At last we’re ready to train our logistic network.

# Number of input features
n_inp = X_train.shape[1]

# Initialise layers and criterion
criterion = BinaryCrossEntropy()
layers = [Linear(n_inp, 1), Sigmoid()]
model = Sequential(layers, criterion)

# Initialise optimizer and trainer
optimizer = SGD(model, lr=0.1)
trainer = Trainer(model, optimizer, train_dl, val_dl, metric=accuracy)
trainer.train(5)

Comparison with `sklearn`#

Let’s see how our logistic network stacks up against sklearn’s built-in logistic model.

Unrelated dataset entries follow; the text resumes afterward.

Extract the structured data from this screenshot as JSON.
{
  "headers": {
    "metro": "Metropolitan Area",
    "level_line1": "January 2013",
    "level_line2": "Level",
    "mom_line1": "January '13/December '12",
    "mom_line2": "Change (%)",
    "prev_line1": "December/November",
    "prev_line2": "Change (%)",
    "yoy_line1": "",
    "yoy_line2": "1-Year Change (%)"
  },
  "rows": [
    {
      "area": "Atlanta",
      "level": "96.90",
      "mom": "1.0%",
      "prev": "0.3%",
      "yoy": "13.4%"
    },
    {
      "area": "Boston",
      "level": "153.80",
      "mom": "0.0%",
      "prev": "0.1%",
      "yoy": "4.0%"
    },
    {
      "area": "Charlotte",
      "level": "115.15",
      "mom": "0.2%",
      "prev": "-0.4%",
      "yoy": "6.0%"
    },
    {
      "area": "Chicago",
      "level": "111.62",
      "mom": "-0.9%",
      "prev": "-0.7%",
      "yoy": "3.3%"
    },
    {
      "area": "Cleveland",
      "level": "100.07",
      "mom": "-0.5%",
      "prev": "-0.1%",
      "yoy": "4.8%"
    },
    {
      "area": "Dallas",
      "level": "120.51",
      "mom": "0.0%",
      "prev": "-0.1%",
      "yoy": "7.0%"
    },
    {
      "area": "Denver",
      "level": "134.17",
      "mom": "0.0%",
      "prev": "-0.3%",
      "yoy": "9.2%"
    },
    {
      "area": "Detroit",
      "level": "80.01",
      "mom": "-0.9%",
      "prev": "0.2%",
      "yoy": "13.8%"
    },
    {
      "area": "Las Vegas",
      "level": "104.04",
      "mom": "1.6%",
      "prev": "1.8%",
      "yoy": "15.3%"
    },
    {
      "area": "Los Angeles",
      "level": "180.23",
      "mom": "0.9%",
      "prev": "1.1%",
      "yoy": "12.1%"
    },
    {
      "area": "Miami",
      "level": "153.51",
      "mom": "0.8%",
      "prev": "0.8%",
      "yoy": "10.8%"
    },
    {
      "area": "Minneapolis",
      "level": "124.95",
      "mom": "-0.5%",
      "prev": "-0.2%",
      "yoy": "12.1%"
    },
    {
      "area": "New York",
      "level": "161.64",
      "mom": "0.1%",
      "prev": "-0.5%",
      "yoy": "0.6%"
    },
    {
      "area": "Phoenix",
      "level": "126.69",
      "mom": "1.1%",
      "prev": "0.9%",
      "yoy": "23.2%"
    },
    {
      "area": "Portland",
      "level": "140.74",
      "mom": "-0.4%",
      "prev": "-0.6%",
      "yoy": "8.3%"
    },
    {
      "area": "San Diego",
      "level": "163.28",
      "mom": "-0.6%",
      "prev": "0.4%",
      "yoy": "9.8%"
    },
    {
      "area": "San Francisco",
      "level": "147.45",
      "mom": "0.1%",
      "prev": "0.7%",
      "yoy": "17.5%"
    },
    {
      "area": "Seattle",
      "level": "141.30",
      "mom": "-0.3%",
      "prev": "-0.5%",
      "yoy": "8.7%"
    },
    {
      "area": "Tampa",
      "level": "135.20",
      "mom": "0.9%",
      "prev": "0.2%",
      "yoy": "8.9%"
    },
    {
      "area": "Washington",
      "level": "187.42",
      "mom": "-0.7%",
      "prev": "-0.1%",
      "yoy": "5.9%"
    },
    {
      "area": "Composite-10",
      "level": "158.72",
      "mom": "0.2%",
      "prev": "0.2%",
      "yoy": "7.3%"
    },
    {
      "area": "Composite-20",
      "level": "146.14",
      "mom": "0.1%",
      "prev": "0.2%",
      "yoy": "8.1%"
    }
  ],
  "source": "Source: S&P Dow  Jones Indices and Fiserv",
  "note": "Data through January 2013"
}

sklearn_model = LogisticRegression(random_state=9)
sklearn_model.fit(X_train, y_train)
sklearn_model.score(X_val, y_val)

0.98245

Going Deeper#

Now let’s see if we can’t do a bit better using a deeper network. First, we’ll need to implement $\mathrm{ReLU}$ for the activations in between our linear layers. $\mathrm{ReLU}$ acts as a gate that admits only positive inputs and maps negative inputs to zero.

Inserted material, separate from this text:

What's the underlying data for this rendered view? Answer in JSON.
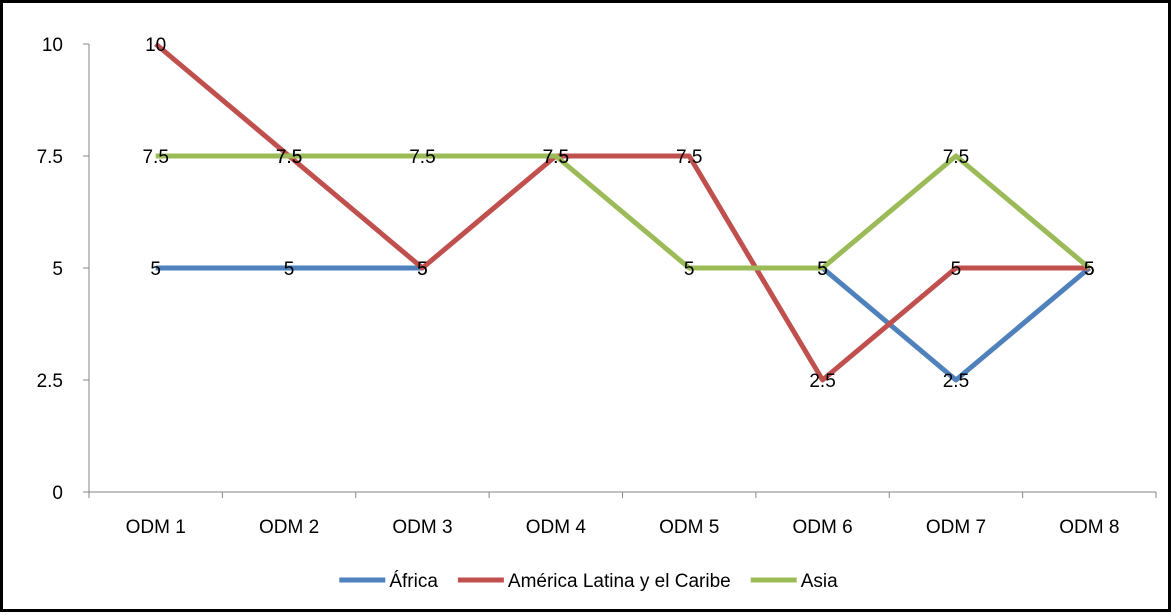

$$ \mathrm{ReLU}(x) = \begin{cases} x & \mathrm{if } x > 0 \cr 0 & \mathrm{otherwise} \end{cases} $$

You might recognize its derivative as the Heaviside function, which models an electric current that’s turned on at time $t = 0$.

$$ \mathrm{ReLU}'(x) = \begin{cases} 1 & \text{if } x > 0 \cr 0 & \text{otherwise} \end{cases} $$

During the backward pass $\mathrm{ReLU}$ again acts as a gate that only admits gradients corresponding to positive inputs and sends all other gradients to zero.

class ReLU:
    """Container for the forward and backward pass of ReLU."""

    def __call__(self, x):
        return self.forward(x)

    def forward(self, x):
        """Pass a mini-batch through ReLU."""
        self.x = x
        return np.where(x > 0, x, 0)

    def backward(self, grad):
        """Return the gradient where x is positive, otherwise zero."""
        return np.where(self.x > 0, grad, 0)

A Two Layer Network#

Now we’re ready to train a multi-layer neural net.

# Initialise layers and criterion
criterion = BinaryCrossEntropy()
layers = [Linear(n_inp, 20), ReLU(), Linear(20, 1), Sigmoid()]
model = Sequential(layers, criterion)

# Initialise optimizer and trainer
optimizer = SGD(model, lr=0.1)
trainer = Trainer(model, optimizer, train_dl, val_dl, metric=accuracy)
trainer.train(5)

$\,$

epoch	train loss	val loss	accuracy
0	0.620	0.547	0.904
1	0.503	0.428	0.930
2	0.398	0.329	0.939
3	0.314	0.261	0.939
4	0.256	0.217	0.956

We’re not seeing a clear win with a deeper model, which isn’t all that surprising. For whatever reason, neural nets do not excel at tabular data.

Conclusion#

That’s about it for us. In this post we were able to build and understand each piece of a feedforward neural net, starting from a single layer logistic network and ending with a multi-layer network. We saw that one reason cross entropy is an effective loss function is that the gradient with respect to the weights depends linearly on the prediction error, which promotes smoother training, and we saw that because the original inputs appear as factors in the network’s gradients, it’s essential to always normalize your data before training.